Last year the Research Unit for Media in the Global South hosted the UNESCO Climate Change Colloquium with HA in Cape Town and in 2010, the World Journalism Educators’ Congress (WJEC) held its summit alongside the journalism conference.

The GFMD is set to add a different dimension to Highway Africa. According to Kabwato, delegates must expect GFMD “to bring great media-development related topics, great speakers and great networking opportunities.”

The GFMD brings together about 500 non-governmental media assistance organisations operating in around 100 countries across the six continents (particularly the global South) which support the development of independent media at the community, national and regional levels. The GFMD is a membership-driven organisation that seeks to solve the multiple challenges confronting media development workers around the world.

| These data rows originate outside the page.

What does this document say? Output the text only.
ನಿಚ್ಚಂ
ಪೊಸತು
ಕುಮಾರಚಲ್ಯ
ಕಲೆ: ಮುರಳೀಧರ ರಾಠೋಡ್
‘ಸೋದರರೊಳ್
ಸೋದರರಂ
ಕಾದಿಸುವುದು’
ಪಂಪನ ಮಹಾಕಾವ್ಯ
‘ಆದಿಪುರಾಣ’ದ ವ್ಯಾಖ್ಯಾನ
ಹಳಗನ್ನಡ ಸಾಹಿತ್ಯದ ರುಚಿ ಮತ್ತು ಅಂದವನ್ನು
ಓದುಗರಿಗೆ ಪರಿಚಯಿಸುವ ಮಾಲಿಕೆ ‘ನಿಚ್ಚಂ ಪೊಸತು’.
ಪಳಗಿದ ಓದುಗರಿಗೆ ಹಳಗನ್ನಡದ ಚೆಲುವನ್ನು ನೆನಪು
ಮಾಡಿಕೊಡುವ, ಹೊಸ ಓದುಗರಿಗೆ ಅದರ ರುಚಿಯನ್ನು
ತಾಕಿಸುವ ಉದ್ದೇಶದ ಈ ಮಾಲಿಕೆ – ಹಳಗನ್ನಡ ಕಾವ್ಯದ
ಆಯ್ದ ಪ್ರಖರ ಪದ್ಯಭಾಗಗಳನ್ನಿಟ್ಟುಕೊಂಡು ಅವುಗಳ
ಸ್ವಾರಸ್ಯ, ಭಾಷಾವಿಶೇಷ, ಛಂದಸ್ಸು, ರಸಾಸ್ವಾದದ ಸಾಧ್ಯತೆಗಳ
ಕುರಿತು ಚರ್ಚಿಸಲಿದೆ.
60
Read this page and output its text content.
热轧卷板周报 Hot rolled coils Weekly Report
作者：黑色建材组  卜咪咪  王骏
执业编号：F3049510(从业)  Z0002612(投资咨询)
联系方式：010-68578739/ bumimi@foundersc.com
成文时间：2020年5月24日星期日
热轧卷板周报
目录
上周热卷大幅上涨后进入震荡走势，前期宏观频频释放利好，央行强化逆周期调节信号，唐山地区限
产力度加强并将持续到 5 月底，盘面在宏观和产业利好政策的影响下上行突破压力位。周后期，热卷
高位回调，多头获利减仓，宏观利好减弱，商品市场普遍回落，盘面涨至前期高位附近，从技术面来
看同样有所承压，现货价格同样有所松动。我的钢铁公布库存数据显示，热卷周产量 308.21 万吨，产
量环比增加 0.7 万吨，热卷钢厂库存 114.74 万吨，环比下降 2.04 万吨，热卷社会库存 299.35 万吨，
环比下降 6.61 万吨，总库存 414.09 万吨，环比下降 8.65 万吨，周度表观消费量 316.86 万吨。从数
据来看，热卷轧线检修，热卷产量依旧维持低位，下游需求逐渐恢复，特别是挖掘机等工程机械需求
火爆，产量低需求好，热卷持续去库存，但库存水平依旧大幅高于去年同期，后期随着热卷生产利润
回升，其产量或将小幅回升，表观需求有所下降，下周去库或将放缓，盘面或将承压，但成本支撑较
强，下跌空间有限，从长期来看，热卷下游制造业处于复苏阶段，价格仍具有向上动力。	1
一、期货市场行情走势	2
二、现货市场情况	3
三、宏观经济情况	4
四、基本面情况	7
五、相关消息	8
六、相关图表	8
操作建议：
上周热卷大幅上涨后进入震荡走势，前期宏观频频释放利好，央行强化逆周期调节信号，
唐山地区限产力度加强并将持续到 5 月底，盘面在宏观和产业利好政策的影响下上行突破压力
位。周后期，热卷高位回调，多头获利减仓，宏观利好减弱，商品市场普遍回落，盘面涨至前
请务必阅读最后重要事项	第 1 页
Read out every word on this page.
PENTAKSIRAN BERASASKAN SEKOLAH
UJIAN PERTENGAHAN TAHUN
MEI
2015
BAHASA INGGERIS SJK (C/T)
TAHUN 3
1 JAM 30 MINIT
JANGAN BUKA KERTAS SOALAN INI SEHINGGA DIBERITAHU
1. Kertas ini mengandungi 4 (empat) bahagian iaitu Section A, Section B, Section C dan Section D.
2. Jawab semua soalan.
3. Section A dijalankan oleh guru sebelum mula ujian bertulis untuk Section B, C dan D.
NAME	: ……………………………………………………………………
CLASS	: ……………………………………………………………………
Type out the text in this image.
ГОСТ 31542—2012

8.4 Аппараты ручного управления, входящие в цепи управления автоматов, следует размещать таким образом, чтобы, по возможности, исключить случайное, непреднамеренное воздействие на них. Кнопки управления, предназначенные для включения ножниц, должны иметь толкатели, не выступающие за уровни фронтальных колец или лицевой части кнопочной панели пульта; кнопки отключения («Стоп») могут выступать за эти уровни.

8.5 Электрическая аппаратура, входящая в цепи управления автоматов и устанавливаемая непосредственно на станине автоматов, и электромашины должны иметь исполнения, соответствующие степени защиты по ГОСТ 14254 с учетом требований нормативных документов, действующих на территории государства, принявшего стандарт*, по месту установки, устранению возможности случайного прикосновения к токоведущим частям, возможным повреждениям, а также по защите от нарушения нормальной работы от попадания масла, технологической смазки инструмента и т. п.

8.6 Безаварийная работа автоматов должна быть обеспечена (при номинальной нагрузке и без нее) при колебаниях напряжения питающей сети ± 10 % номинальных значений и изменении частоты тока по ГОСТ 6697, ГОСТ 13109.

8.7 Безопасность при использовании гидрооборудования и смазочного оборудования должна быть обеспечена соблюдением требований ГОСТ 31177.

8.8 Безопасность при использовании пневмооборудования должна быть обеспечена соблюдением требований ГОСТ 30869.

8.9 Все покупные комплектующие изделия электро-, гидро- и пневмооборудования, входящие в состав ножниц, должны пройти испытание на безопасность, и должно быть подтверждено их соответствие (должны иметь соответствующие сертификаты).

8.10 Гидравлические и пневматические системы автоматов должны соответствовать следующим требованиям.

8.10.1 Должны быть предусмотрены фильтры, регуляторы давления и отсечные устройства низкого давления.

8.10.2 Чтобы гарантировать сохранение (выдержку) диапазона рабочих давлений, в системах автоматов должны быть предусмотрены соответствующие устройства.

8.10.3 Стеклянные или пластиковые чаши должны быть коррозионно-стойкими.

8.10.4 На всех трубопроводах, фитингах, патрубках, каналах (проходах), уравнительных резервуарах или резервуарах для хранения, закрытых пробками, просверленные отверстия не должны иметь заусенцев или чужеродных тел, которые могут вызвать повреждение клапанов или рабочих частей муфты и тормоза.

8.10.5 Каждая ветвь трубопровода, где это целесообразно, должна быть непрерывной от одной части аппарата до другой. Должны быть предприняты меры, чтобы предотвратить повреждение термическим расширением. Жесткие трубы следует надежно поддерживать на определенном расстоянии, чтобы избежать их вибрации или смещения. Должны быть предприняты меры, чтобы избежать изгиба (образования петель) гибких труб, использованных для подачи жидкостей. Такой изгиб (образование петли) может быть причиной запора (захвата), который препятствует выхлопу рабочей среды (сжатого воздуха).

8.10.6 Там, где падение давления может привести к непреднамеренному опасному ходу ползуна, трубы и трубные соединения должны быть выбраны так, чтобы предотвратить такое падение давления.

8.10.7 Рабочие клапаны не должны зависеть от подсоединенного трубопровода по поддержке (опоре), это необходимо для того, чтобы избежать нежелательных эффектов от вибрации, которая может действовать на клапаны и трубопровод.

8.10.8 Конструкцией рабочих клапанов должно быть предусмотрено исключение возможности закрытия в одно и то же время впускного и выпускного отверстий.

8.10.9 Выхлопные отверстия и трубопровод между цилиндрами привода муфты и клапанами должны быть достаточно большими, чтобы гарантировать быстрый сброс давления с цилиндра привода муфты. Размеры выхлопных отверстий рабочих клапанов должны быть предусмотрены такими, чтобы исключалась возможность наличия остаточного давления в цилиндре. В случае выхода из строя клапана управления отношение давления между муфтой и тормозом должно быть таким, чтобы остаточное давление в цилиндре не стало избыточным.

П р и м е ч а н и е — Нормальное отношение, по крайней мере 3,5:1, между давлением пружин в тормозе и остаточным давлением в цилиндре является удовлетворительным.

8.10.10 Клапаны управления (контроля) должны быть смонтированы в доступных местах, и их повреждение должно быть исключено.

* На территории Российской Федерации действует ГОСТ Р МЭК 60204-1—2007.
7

Director of GFMD, Bettina Peters, said that she is very pleased that the partnership with Highway Africa was worked because it’s the first time such a global media development event is held in Africa.

“This illustrates the sub-themes of our conference: Africa Rising and Giving Voice to a Changing World,” Peters said. “There has been tremendous development in African media over the last years and it is only fitting that the GFMD has chosen Africa as the place to debate media development strategies for the future.”